En ce lundi, au centre de crise (CDC) du ministère des Affaires étrangères, c'est le calme avant la tempête. Au fond d'un bureau, deux agents surveillent la situation en Guinée. Sur leurs bureaux, une rangée d'ordinateurs où ils reçoivent les dépêches d'agences de presse et les informations que leur transmettent ambassades, entreprises et civils français à l'étranger. Devant eux, un écran de la taille du mur diffuse des chaînes d'info du monde entier et les données sur les pays à risques. Inauguré le 2 juillet 2008, le centre de crise est une fusion de deux ex-cellules du ministère, la sous-direction de la sécurité des personnes et la délégation à l'action humanitaire. Ses missions: assurer la sécurité des Français à l'étranger en cas de crise, veille opérationnelle, et suivi des victimes.
«Avant la création du centre, les deux cellules faisaient parfois le travail en double: deux avions étaient envoyés sur les lieux d'une crise. Maintenant, c'est rationalisé, et nous avons plus de moyens. Mais ils ne sont pas colossaux non plus», explique Serge Mostura, le directeur du centre. L'année dernière, le CDC, où travaille une cinquantaine d'agents du Quai d'Orsay, a géré 59 prises d'otages, effectué 13 missions de soutien en situation de crise et fait évacuer 3.500 personnes. Avec plus de 2 millions de Français vivant à l'étranger (40 % de plus qu'il y a dix ans) le travail ne manque pas.

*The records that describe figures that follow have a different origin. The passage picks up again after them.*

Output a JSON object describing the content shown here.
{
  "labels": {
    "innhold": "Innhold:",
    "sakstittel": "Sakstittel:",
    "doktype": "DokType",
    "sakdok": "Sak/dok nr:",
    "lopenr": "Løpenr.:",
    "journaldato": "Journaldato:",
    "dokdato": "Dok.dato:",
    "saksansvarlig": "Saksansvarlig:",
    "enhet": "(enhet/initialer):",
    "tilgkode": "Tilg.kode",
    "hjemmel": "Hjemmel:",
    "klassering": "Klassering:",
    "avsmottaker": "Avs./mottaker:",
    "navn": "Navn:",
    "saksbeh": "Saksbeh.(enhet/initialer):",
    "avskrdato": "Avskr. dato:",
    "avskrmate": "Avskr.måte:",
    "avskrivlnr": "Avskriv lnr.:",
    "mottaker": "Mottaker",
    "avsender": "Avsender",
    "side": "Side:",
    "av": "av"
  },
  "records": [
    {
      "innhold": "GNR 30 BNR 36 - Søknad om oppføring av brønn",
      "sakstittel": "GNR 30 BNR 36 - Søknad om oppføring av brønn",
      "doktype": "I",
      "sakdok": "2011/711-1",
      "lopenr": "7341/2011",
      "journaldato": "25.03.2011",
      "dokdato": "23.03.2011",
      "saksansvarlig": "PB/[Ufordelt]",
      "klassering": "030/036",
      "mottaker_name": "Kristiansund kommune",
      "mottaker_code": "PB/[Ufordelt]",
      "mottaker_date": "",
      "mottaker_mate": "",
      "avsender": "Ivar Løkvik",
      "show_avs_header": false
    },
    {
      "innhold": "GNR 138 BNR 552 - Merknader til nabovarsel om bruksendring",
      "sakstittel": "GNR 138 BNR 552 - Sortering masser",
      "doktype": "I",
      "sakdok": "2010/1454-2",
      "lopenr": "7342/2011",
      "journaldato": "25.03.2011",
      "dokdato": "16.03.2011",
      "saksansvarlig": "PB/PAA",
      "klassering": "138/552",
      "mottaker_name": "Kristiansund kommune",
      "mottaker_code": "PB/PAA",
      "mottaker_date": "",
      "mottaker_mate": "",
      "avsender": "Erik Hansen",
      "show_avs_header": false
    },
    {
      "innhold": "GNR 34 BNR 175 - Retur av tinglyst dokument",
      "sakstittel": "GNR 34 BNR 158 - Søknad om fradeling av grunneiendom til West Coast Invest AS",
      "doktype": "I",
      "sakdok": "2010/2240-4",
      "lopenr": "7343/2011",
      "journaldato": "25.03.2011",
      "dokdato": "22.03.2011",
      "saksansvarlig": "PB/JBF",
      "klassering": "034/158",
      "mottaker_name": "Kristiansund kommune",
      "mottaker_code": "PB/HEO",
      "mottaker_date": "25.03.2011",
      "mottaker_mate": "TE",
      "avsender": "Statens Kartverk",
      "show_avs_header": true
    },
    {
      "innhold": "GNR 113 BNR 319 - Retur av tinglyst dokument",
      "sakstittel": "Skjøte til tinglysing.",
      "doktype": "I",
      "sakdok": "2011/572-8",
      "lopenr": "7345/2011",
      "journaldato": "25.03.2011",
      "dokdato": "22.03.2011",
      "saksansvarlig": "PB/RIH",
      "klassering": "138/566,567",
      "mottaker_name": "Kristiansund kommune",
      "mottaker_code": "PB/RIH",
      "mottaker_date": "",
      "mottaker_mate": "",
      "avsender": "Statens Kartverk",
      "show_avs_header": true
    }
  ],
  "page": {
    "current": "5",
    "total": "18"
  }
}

En cas de crise, le centre peut recevoir entre 10.000 et 12.000 appels par semaine. C'est ce qu'il s'est passé lors de l'ouverture de la cellule de crise pour la grippe A.
Mais la mécanique bien huilée du centre peut s'enrayer. Depuis la fusion des deux entités du ministère, «il n'y a plus de missions de prévention sur le terrain, c'est avant tout un centre téléphonique, critique un ancien collaborateur. Les seules interventions se résument à l'envoi d'un avion avec quelques psys. Les crises sont devenues un instrument de communication politique et un moyen de passer à la télé.» Le suivi psychologique fait aussi parfois défaut. Sous couvert d'anonymat, la mère d'une jeune Française morte dans un attentat à l'étranger s'est sentie «complètement lâchée par le gouvernement» après le drame. Pas de suivi psychologique, mauvaise prise encharge et l'impression que, passé la situation d'urgence, elle n'intéressait plus les autorités. «On essaie de faire les choses aussi vite et bien que possible, mais on ne peut pas tout faire, admet Serge Mostura. Ces moments restent traumatisants, quoi que l'on fasse.»